Publié le 15 octobre 2011 par Unpeudetao

   Après bien des vicissitudes, un chercheur de vérité trouva enfin un homme éclairé apte à percevoir ce qui est inaccessible à la plupart.
   “Permets-moi de te suivre, lui dit-il, que je puisse apprendre en te voyant faire.
   - Tu ne le supporteras pas, répondit le sage ; tu n'auras pas la patience de rester en contact, diligemment, avec la trame des événements : au lieu d'apprendre, tu voudras agir en fonction de l'évidence.”
   Le chercheur promit de s'efforcer d'exercer la patience et d'apprendre de ce qui surviendrait, sans agir conformément à ses préjugés.
   “J'accepte que tu me suives, dit alors le sage, mais à une condition : tu ne devras poser aucune question, sur quelque événement que ce soit, jusqu'au moment où je te donnerai moi-même une réponse.”
   Le chercheur promit avec empressement, et les deux hommes partirent en voyage.
   À peine étaient-ils montés à bord du bateau qui devait les conduire sur l'autre rive d'un fleuve, que le sage fit à la dérobée un trou dans la carène, ménageant ainsi une voie d'eau et récompensant apparemment le passeur de ses services par un acte destructeur.
Le chercheur ne put se contenir :
   “Le bateau coulera bientôt, le passeur n'aura plus rien, des gens se noieront peut-être ! Un homme bon agit-il ainsi ?
   - Ne t'avais-je pas dit, remarqua le sage avec douceur, que tu serais incapable d'éviter de tirer des conclusions hâtives ?
   - J'avais déjà oublié la condition imposée”, dit le chercheur, qui demanda pardon pour cette défaillance.
   Mais il ne comprenait pas.
   Les deux hommes poursuivirent leur voyage et arrivèrent dans un pays où ils furent bien accueillis ; le roi les reçut à la cour et les invita à venir chasser avec lui.
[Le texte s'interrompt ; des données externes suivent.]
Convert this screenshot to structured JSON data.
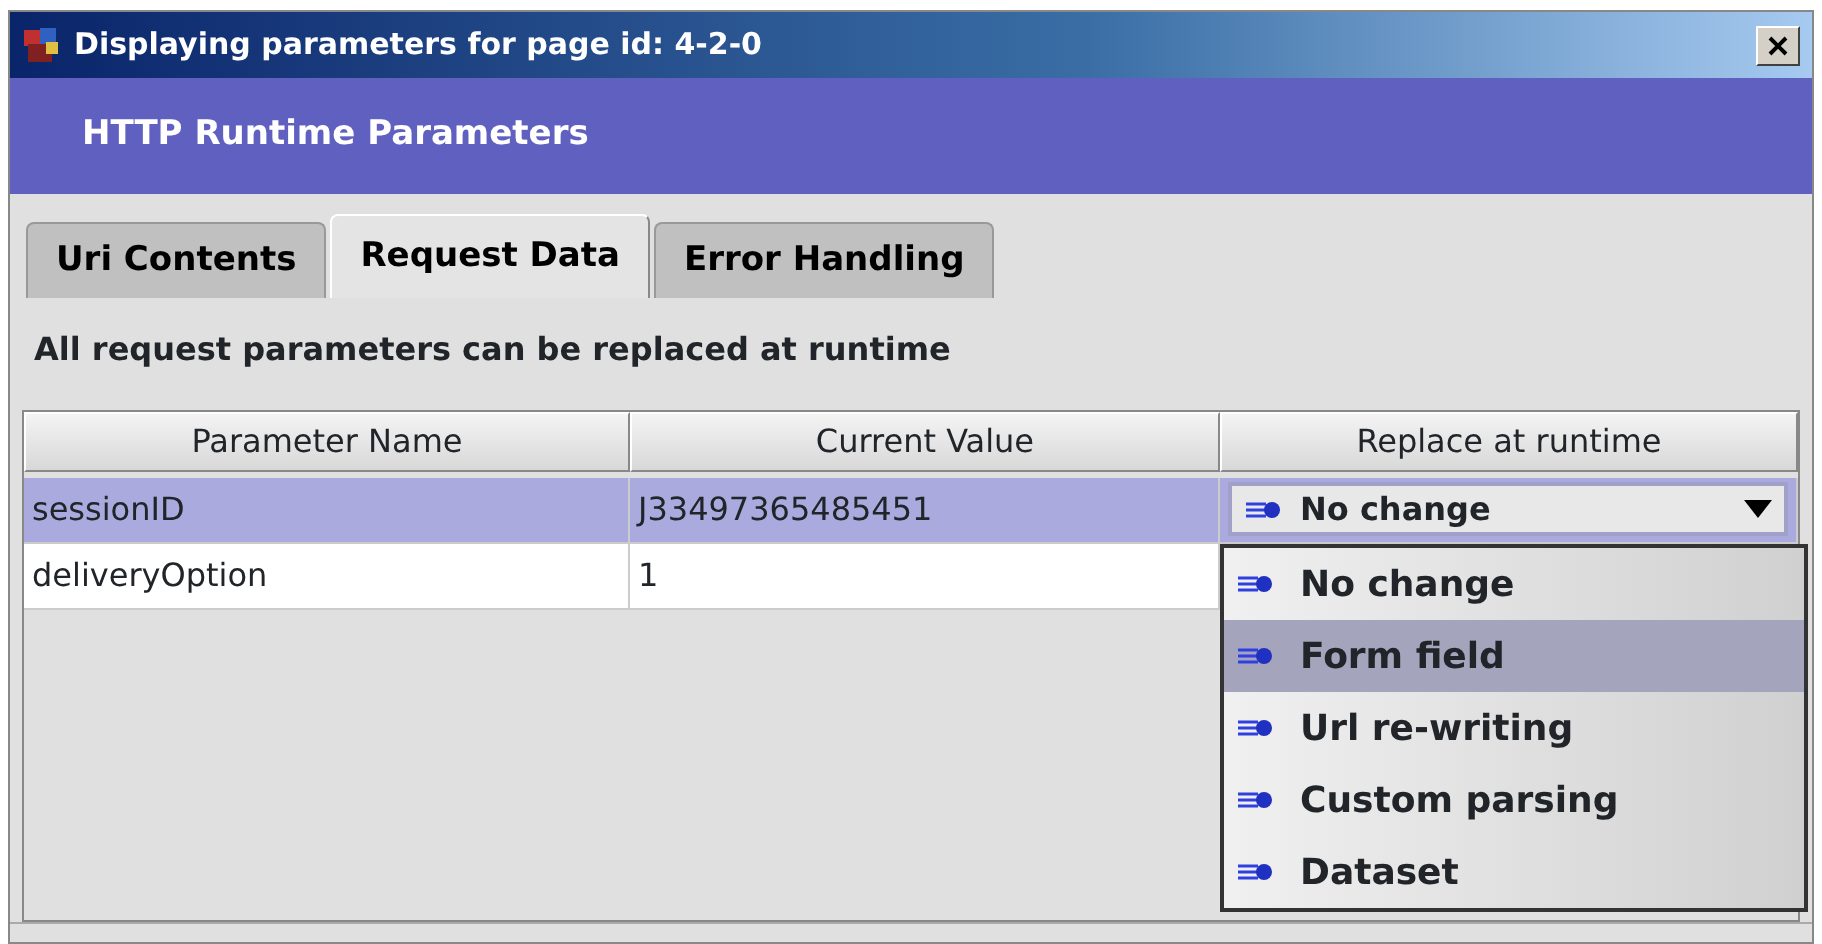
{
  "window": {
    "title": "Displaying parameters for page id: 4-2-0"
  },
  "header": {
    "title": "HTTP Runtime Parameters"
  },
  "tabs": [
    {
      "label": "Uri Contents",
      "selected": false
    },
    {
      "label": "Request Data",
      "selected": true
    },
    {
      "label": "Error Handling",
      "selected": false
    }
  ],
  "info": "All request parameters can be replaced at runtime",
  "table": {
    "columns": [
      "Parameter Name",
      "Current Value",
      "Replace at runtime"
    ],
    "rows": [
      {
        "name": "sessionID",
        "value": "J33497365485451",
        "replace": "No change",
        "selected": true
      },
      {
        "name": "deliveryOption",
        "value": "1",
        "selected": false
      }
    ]
  },
  "dropdown": {
    "expanded": true,
    "options": [
      {
        "label": "No change",
        "selected": false
      },
      {
        "label": "Form field",
        "selected": true
      },
      {
        "label": "Url re-writing",
        "selected": false
      },
      {
        "label": "Custom parsing",
        "selected": false
      },
      {
        "label": "Dataset",
        "selected": false
      }
    ]
  }
}
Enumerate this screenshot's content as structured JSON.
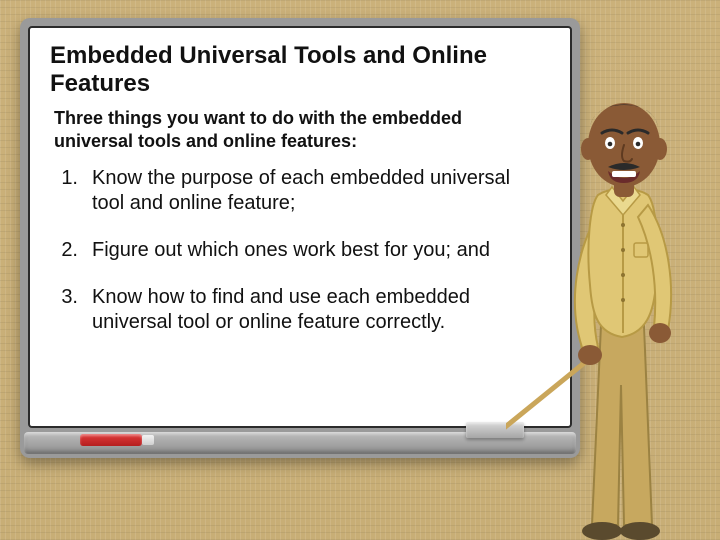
{
  "title": "Embedded Universal Tools and Online Features",
  "subtitle": "Three things you want to do with the embedded universal tools and online features:",
  "items": [
    {
      "num": "1.",
      "text": "Know the purpose of each embedded universal tool and online feature;"
    },
    {
      "num": "2.",
      "text": "Figure out which ones work best for you; and"
    },
    {
      "num": "3.",
      "text": "Know how to find and use each embedded universal tool or online feature correctly."
    }
  ],
  "colors": {
    "background": "#cdb47e",
    "skin": "#8a5a36",
    "shirt": "#e0c775",
    "pants": "#c7a85f",
    "shoe": "#5a4a2e"
  }
}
Le jeune fils du roi chevauchait devant le sage et le chercheur. Dès qu'ils furent séparés par un fourré du reste de la chasse, le sage dit au chercheur : “Nous allons fuir loin d'ici. Suis-moi aussi vite que tu pourras !” Il tordit la cheville du jeune prince, le déposa dans le fourré et lança son cheval à fond de train.
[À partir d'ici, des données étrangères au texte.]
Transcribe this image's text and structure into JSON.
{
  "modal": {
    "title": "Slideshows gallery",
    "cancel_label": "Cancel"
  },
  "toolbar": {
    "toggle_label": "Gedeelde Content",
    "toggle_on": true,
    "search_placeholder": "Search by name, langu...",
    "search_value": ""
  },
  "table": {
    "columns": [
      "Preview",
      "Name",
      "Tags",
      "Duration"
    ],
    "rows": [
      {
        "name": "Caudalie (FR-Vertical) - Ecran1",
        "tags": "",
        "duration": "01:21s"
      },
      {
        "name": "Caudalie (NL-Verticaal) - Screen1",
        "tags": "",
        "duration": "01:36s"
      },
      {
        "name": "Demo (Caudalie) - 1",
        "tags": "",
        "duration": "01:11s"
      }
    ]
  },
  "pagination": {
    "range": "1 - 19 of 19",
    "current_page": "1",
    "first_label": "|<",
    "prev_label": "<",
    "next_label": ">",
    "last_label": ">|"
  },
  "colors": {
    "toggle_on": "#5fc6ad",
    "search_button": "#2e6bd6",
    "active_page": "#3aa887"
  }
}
   Le sage et le chercheur ne s'arrêtèrent qu'après avoir franchi la frontière du royaume. Le chercheur était bouleversé et se sentait coupable de s'être rendu complice d'un crime.
   “Un roi nous a donné son amitié, confié son fils, son héritier, et nous nous sommes conduits avec lui d'une manière abominable ! s'exclama-t-il en se tordant les mains. Quelle sorte de conduite est-ce là ? Indigne du plus vil des hommes !
   - Ami, je fais ce que j'ai à faire, dit le sage. Tu es là en observateur. Cette position est déjà un rare privilège, mais tu ne peux en tirer profit, semble-t-il, car tu juges de tout à partir d'une attitude rigide, d'un parti pris. Je te rappelle encore une fois ta promesse.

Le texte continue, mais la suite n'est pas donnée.